I don't think his issue(s) will have anything to do with it. He hasn't hit since he's been back. Coghlan has the hot hand.
I'm not a denier but definitely a skeptic on Strop and Grimm, who struggle with fastball control. Strop doesn't go near the ninth inning, and note how Grimm couldn't close the deal even with a 5-run lead. So Felix Pena comes in and gets the 3-pitch game-ending strikeout like it was nothing.
And how about Almora missing that very catchable ball? That was unexpected after all the hype about his glove.
When Trea Turner misses balls like that--which he does--I draw conclusions from it. It seems to be the one chink in his armor. But I'll give Almora another chance.
Assuming Soler is good to go, I think it comes down to 3 of the following 4: Coghlan, TLS, Sczcur, Almora. Of the 4, TLS seems to be the hardest to justify, particularly given his behavioral issues.
I'm wondering if both Coghlan and LaStella make it. With Javy being able to play all the infield spots and Joe maybe wanting late-inning D when Soler plays (assuming he plays), hence either Szczur or Almora, I think LaStella might be the odd guy out.
Hendricks needs the win, anyway, plus a couple more.
My hunch is that Hendricks wins the Cy Young . . . for Lester.
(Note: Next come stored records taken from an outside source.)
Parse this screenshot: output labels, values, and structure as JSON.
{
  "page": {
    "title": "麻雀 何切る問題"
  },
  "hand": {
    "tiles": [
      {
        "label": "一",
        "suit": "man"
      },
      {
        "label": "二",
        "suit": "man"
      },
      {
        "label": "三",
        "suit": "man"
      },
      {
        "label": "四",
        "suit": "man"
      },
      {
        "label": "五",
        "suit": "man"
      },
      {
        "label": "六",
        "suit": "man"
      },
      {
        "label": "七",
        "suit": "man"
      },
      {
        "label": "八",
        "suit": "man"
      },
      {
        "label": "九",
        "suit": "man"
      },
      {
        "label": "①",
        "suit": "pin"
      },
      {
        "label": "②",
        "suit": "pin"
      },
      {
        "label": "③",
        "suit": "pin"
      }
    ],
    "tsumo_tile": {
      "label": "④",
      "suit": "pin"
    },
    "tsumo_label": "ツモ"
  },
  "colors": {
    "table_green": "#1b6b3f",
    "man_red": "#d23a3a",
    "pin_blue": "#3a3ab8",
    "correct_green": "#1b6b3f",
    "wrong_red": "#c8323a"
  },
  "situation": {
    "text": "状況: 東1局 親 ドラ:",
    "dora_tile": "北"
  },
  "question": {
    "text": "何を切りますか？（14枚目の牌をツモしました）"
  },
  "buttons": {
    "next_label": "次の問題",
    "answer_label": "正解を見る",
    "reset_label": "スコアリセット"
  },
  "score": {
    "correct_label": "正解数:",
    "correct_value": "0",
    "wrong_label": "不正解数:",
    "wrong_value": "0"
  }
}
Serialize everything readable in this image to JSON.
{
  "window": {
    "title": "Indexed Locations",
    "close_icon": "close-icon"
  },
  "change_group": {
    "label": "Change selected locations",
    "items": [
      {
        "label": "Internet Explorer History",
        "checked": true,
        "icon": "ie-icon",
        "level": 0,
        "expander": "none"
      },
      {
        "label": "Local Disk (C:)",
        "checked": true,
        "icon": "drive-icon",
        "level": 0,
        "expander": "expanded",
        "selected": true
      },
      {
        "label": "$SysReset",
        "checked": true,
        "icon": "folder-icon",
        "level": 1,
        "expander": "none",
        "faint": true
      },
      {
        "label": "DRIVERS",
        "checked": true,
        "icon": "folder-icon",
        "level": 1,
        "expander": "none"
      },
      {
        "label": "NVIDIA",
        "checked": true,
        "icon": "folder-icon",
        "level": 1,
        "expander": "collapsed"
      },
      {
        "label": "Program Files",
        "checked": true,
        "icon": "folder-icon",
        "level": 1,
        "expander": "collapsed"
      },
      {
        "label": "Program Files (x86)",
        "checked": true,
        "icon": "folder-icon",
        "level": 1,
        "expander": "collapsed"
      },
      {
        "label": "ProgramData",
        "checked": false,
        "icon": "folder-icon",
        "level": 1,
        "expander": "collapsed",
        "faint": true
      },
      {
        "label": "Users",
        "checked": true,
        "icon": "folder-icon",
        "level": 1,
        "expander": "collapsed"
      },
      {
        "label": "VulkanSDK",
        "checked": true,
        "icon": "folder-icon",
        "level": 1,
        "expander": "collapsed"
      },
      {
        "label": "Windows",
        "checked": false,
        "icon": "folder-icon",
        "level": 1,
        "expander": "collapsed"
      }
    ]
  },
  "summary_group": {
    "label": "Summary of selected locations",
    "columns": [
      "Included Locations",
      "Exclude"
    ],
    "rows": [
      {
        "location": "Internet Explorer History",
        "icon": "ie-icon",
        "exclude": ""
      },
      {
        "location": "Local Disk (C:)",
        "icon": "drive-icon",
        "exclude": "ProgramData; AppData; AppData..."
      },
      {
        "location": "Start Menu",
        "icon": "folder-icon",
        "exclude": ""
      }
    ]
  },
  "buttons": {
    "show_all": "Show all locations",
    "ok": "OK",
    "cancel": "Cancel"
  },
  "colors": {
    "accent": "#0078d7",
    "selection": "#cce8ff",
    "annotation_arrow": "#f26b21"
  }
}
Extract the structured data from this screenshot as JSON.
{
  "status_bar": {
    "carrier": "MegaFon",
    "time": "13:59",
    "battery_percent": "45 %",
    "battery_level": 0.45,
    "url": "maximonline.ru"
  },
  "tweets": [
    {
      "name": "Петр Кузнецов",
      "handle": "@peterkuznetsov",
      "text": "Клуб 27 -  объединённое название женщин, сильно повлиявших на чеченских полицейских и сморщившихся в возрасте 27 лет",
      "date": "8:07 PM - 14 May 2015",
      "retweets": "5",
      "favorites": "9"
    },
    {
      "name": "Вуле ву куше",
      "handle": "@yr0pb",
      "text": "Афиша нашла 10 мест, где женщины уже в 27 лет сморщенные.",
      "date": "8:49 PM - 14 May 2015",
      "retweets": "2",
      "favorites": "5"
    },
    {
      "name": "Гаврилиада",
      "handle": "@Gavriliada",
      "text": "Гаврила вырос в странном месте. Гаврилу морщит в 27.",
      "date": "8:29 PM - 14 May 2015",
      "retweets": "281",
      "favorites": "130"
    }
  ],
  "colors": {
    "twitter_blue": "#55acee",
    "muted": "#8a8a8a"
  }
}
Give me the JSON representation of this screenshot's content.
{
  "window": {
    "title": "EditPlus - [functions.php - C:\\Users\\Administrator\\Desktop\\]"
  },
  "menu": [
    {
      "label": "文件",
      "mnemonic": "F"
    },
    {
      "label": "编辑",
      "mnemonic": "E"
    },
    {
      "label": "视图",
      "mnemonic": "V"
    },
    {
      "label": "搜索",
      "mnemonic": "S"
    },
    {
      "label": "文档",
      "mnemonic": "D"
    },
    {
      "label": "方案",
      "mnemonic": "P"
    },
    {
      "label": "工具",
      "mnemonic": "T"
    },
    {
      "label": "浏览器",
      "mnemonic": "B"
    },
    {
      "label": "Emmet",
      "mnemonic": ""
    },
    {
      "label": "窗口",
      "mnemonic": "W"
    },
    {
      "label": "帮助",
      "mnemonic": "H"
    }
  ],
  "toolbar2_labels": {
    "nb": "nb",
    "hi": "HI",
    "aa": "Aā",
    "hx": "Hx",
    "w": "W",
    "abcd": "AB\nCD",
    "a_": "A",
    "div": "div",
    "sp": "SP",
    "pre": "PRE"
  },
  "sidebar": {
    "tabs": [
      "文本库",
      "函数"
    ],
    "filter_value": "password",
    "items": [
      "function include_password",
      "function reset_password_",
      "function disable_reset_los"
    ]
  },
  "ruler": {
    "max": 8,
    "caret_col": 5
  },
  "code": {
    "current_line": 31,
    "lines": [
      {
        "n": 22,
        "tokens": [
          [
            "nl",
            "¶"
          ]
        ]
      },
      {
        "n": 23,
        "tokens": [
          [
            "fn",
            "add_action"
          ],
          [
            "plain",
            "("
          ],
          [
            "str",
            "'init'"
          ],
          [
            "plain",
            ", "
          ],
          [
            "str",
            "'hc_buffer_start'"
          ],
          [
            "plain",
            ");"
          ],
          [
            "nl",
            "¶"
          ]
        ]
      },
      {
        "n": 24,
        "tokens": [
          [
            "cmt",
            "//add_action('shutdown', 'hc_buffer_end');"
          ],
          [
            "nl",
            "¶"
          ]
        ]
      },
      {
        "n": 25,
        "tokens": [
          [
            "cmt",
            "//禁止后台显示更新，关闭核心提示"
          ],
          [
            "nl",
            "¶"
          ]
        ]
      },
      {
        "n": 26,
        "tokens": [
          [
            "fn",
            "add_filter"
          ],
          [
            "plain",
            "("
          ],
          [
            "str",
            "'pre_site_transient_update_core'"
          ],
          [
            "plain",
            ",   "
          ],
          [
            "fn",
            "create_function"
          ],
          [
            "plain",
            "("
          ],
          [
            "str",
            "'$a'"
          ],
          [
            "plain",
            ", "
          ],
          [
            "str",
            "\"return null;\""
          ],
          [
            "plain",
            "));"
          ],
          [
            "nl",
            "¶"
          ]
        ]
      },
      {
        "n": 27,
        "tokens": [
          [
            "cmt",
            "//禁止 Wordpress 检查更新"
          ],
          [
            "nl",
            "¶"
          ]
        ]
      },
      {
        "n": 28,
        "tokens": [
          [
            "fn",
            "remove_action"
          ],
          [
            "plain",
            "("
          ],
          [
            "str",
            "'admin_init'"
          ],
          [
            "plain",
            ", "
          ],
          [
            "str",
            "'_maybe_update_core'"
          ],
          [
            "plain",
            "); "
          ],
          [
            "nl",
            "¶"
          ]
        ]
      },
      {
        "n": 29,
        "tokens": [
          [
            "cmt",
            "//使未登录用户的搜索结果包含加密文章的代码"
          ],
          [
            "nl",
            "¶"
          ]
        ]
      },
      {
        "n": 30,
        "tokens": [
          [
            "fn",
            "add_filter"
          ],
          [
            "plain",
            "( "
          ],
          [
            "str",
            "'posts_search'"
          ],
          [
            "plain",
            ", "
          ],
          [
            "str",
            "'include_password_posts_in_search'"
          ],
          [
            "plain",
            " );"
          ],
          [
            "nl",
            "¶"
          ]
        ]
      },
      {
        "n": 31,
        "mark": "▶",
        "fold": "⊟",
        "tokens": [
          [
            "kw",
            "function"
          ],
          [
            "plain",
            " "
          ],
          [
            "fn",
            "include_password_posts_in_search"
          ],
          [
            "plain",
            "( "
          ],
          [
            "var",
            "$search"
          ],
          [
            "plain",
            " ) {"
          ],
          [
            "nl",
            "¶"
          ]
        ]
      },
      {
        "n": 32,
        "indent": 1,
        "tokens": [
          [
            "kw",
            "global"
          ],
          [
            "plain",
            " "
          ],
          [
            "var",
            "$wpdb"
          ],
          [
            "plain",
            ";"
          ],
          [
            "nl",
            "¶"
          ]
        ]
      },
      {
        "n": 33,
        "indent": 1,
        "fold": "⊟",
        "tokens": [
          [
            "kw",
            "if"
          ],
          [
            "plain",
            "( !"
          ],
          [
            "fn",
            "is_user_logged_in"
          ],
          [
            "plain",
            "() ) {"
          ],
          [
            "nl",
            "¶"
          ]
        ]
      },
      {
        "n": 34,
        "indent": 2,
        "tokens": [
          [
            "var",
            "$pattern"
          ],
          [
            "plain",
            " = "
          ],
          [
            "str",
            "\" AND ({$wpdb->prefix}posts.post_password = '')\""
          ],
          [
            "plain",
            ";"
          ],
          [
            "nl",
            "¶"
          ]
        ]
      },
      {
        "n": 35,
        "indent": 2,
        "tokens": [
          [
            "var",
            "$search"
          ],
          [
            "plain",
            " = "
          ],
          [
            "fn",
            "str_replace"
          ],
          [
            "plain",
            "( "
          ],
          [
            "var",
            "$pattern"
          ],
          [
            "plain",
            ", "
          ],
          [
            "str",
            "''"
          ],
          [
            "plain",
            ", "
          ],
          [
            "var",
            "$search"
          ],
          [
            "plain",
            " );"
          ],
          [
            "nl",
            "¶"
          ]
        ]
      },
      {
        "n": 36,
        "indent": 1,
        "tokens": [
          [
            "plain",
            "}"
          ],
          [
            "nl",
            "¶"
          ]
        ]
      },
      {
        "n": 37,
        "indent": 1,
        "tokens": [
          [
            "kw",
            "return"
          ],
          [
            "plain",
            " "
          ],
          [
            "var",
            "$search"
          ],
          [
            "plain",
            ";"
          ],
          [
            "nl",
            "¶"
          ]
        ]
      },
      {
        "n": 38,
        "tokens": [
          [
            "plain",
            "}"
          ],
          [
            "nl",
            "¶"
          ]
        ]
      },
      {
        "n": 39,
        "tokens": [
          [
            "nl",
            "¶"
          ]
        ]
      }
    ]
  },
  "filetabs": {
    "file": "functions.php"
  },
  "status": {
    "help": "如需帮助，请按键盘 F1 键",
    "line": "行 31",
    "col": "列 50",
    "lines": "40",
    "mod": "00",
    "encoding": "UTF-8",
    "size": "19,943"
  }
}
That is, without Hendricks tipping the scale toward the Cubs, Scherzer tops Lester.
Old Cub fans remember when Ken Hubbs died at 22 in the crash of a small plane he was piloting in a storm in Utah in 1964. But Hubbs was not an elite power pitcher like Score and Fernandez. Score lived a long time after the accident but it was (effectively) career-ending.
HAGSAG: Since I've only seen them throw in one game and in one "live" BP session, all I can do is provide initial first impressions.
Brailyn Marquez is listed at 6'4 but is probably more like 6'5 or 6'6. I would describe him as a younger version of Bryan Hudson, throwing a ton of ground balls but not getting a lot of swings & misses (yet). Because of his size he could eventually grow into more velocity, but right now he's mostly a pitch-to-contact guy. He generally throws strikes.
Phil, do Marquez and Ocampo look like prospects?
It helps when your defense has declared war against the H in WHIP.
Lackey finishes with a 3.35 ERA. Currently good for 13th in the NL. Not bad for a guy signed to be a #3 starter in a 15-team league.
He is also 6th in WHIP. Pretty amazing: Cubs have the #2, #3, #5 and #6 starters in WHIP.
Completely meaningless game, but Pena striking out Sean the Turd to with the bases loaded was very fun.
Other than one bad game in SD, Pena has been very good. Even with that game, 9.0 IP, 13 K, 0.89 WHIP.